Where did you get the original idea for it?

It was actually three separate ideas that I had been mulling over for the last ten years. At different times, I’d tried to develop each of these ideas on their own, but always ran out of gas. A couple years ago, I realized these three separate ideas were actually all part of the same big concept, and when I figured out how they fit together, I had Dark Matter.

And how different, if at all, is the final version of Dark Matter from those original ideas?

Dark Matter is very close to the original idea I had. Of course, certain things changed, characters found their own voices, but the spirit of what I wanted to do two years ago when I first saw the light at the end of the tunnel of this story, is very much intact.

In terms of what Dark Matter is about, are there any specific writers or novels that you think were a big influence?

The writing that influenced Dark Matter came more from physicists than novelists. I’m talking about people like Stephen Hawking, Carl Sagan, Michio Kaku, and Neil deGrasse Tyson. I would also be remiss if I didn’t mention what a big hero Michael Crichton is for me, especially the way he wove big scientific concepts seamlessly into compelling stories.

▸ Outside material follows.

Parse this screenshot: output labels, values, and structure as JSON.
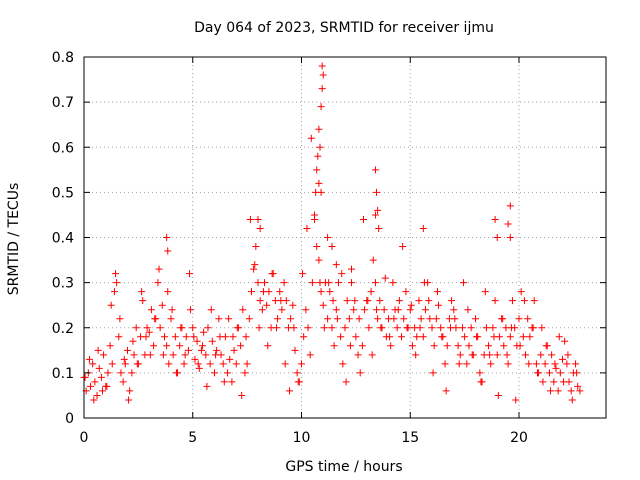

How about movie, TV shows, comics, or games; did any of them inspired any aspects of the story?

The films of Christopher Nolan, especially Inception, were always in the back of my mind as I was writing. That level of world-building and pure mind-bending imagination is something I aspire to.

As you said, Jason Dessen is a physics professor. In deciding how he would act and speak, did you consult any real physics professors, or did you just make it up?

My approach was to learn everything I needed to learn about quantum mechanics to tell a story that was, if not 100% scientifically plausible, at least in the ballpark. I mean, there’s still a speculative element to this story. If it was all completely scientifically plausible, I would be winning a Nobel prize.

Once I finished, I hooked up with a USC physics professor named Clifford Johnson. He read all the science-heavy passages in the book and gave me feedback so that (a) I was presenting core concepts of quantum mechanics accurately, and (b) making Jason sound like a real physics professor.

You’ve said that, in some ways, Dark Matter is a departure for you, but in other ways it’s also a continuation of what you did with your Wayward Pines books. Was this something you did intentionally, and you worked towards, or was this something that you did without realizing and only thought of later? 

I think the similarities to Wayward Pines are in the way I have tried to take emerging, speculative science fields that interest me and merge them into the type of commercial storytelling that blows my hair back. I wasn’t necessarily being intentional in choosing this subject matter. This is simply the kind of story I’d love to read.

Speaking of the Wayward Pines books, are there any plans to write a sequel?

At this time, I have no plans to write more books in the Wayward Pines series.

Going back to Dark Matter, there are already plans to turn it into a movie, for which you’re writing the script. In writing the script, have you hit upon anything that made you exclaim, “Ah, crap, I should’ve done that in the book!”?

Yes! It happens all the time. You come up with better lines of dialogue. You realize that certain elements of the story could be streamlined. You come up with new scenes. But I didn’t start writing the script until the manuscript was locked, because at the end of the day, the script is the script, the book is the book, and you’ll drive yourself insane trying to second guess yourself like that. Some things work in the book medium that don’t translate into the script format and vice versa.

Now, this would never happen, but if the producers asked you for ideas about who should direct the Dark Matter movie, and who should star in it, what would you say?

Ha! Well, they might ask me — they should ask — and since I do have ideas, it wouldn’t be appropriate to share them publicly at this point.

Blake Crouch Dark Matter cover

Finally, if someone reads Dark Matter, and they want to read something else by you, which of your books would you recommend and why?

I would recommend the Wayward Pines trilogy. It’s similar in that it’s a big idea platformed on emerging science theories and technology.